Баурджин знал, что Боорчу хоть и любил выпить, но не настолько, чтобы упасть, да и вообще — не столько пил, сколько прикидывался пьяным, и всё время был себе на уме, разыгрывая этакого гостеприимного барина. Вот и сейчас молодой князь замечал некие мелкие несуразности, вообще-то Боорчу не свойственные — уж если тот приглашал в гости, то уж арька лилась от души. А тут… Арька, конечно, присутствовала, но всего два кувшина — прямо-таки гомеопатическое количество для хозяина гэра. В основном подавали вино, вернее сказать, бражку из прошлогодних сушёных ягод — черники, голубики, малины. Вкусная, надо признать, была бражка — Баурджин с удовольствием выпил три пиалы, да и Гамильдэ-Ичен не отставал. И всё же этого было мало. Да и настоящего куражу не чувствовалось, а чувствовалось прямо противоположное — будто всё это: и арька, и вино, и гостеприимство Боорчу — пусть даже непоказное — исключительно ради дела. Интересно, что это будет за дело?
— Споем, Баурджин? — Боорчу потянулся к многострунному хуру — то же ещё, хурчи выискался. А ведь не запьянел, что ему два кувшина арьки — что слону дробина. Играет… В смысле, делает вид, что пьян — зачем? Для кого?
— Ай-ай-ай, ехал я лесо-о-о-м, — на редкость приятным баритоном — ничуть не пьяным — вельможа затянул уртын дуу — длинную дорожную песню. Оторвавшись от хура, махнул рукой:
— Подпевайте, парни!
То ли попросил, то ли приказал — поди пойми!
— Ехал сопками и долинами-и-и-и… — переглянувшись, запели гости. Песню эту они знали — популярная была песня, Баурджин-Дубов её именовал — «Скакал казак через долину». Мотивом было схоже.
— Ехал мимо реки-и-и-и… Золотой Онон, голубой Керулен!
В этот момент бесшумно приоткрылась дверь гэра, и быстро вошедший мужчина молча опустился на кошму рядом с хозяином:
— Хорошо поёте, парни!
— Темучин-гуай!!! — узнав, молодой нойон едва не подавился песней. Вскочил на ноги — поклониться, за ним — испуганный Гамильдэ-Ичен.
— Сядь, Баурджин, — негромко приказал Чингисхан. Желтовато-зелёные — тигриные или рысьи — глаза его смотрели настороженно и жёстко, узенькая рыжеватая бородка делала монгольского повелителя похожим на Мефистофеля из оперетты «Фауст», которую Дубов с женой смотрели в первый послевоенный год в одном из московских театров. Именно оперетту, а не оперу. Оперы Дубов не очень-то любил за излишнюю пафосность и помпезность.

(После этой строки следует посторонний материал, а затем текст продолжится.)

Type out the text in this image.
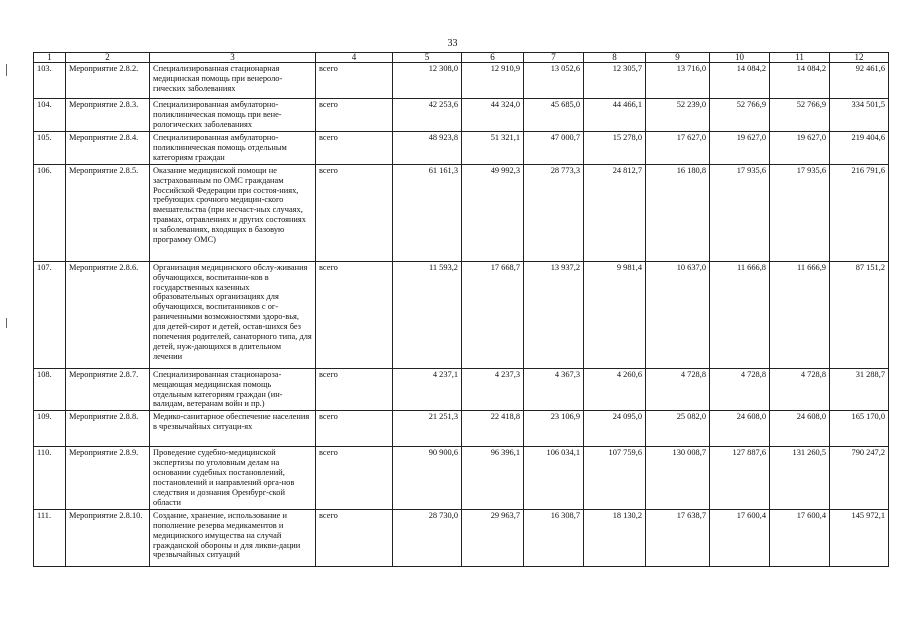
33
1	2	3	4	5	6	7	8	9	10	11	12
103.	Мероприятие 2.8.2.	Специализированная стационарная медицинская помощь при венероло-гических заболеваниях	всего	12 308,0	12 910,9	13 052,6	12 305,7	13 716,0	14 084,2	14 084,2	92 461,6
104.	Мероприятие 2.8.3.	Специализированная амбулаторно-поликлиническая помощь при вене-рологических заболеваниях	всего	42 253,6	44 324,0	45 685,0	44 466,1	52 239,0	52 766,9	52 766,9	334 501,5
105.	Мероприятие 2.8.4.	Специализированная амбулаторно-поликлиническая помощь отдельным категориям граждан	всего	48 923,8	51 321,1	47 000,7	15 278,0	17 627,0	19 627,0	19 627,0	219 404,6
106.	Мероприятие 2.8.5.	Оказание медицинской помощи не застрахованным по ОМС гражданам Российской Федерации при состоя-ниях, требующих срочного медицин-ского вмешательства (при несчаст-ных случаях, травмах, отравлениях и других состояниях и заболеваниях, входящих в базовую программу ОМС)	всего	61 161,3	49 992,3	28 773,3	24 812,7	16 180,8	17 935,6	17 935,6	216 791,6
107.	Мероприятие 2.8.6.	Организация медицинского обслу-живания обучающихся, воспитанни-ков в государственных казенных образовательных организациях для обучающихся, воспитанников с ог-раниченными возможностями здоро-вья, для детей-сирот и детей, остав-шихся без попечения родителей, санаторного типа, для детей, нуж-дающихся в длительном лечении	всего	11 593,2	17 668,7	13 937,2	9 981,4	10 637,0	11 666,8	11 666,9	87 151,2
108.	Мероприятие 2.8.7.	Специализированная стационароза-мещающая медицинская помощь отдельным категориям граждан (ин-валидам, ветеранам войн и пр.)	всего	4 237,1	4 237,3	4 367,3	4 260,6	4 728,8	4 728,8	4 728,8	31 288,7
109.	Мероприятие 2.8.8.	Медико-санитарное обеспечение населения в чрезвычайных ситуаци-ях	всего	21 251,3	22 418,8	23 106,9	24 095,0	25 082,0	24 608,0	24 608,0	165 170,0
110.	Мероприятие 2.8.9.	Проведение судебно-медицинской экспертизы по уголовным делам на основании судебных постановлений, постановлений и направлений орга-нов следствия и дознания Оренбург-ской области	всего	90 900,6	96 396,1	106 034,1	107 759,6	130 008,7	127 887,6	131 260,5	790 247,2
111.	Мероприятие 2.8.10.	Создание, хранение, использование и пополнение резерва медикаментов и медицинского имущества на случай гражданской обороны и для ликви-дации чрезвычайных ситуаций	всего	28 730,0	29 963,7	16 308,7	18 130,2	17 638,7	17 600,4	17 600,4	145 972,1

Дождавшись, когда все усядутся, Темучин подозрительно посмотрел на Гамильдэ-Ичена.
— Это мой человек, — поспешил напомнить нойон. — Самый верный и преданный. Если разрешишь, я хотел бы взять его…
— Возьмёшь, — Темучин усмехнулся. — Боорчу, нас здесь никто не…
— Никто, Великий хан! Ручаюсь! — Боорчу был собран и деловит. Какой там пьяница!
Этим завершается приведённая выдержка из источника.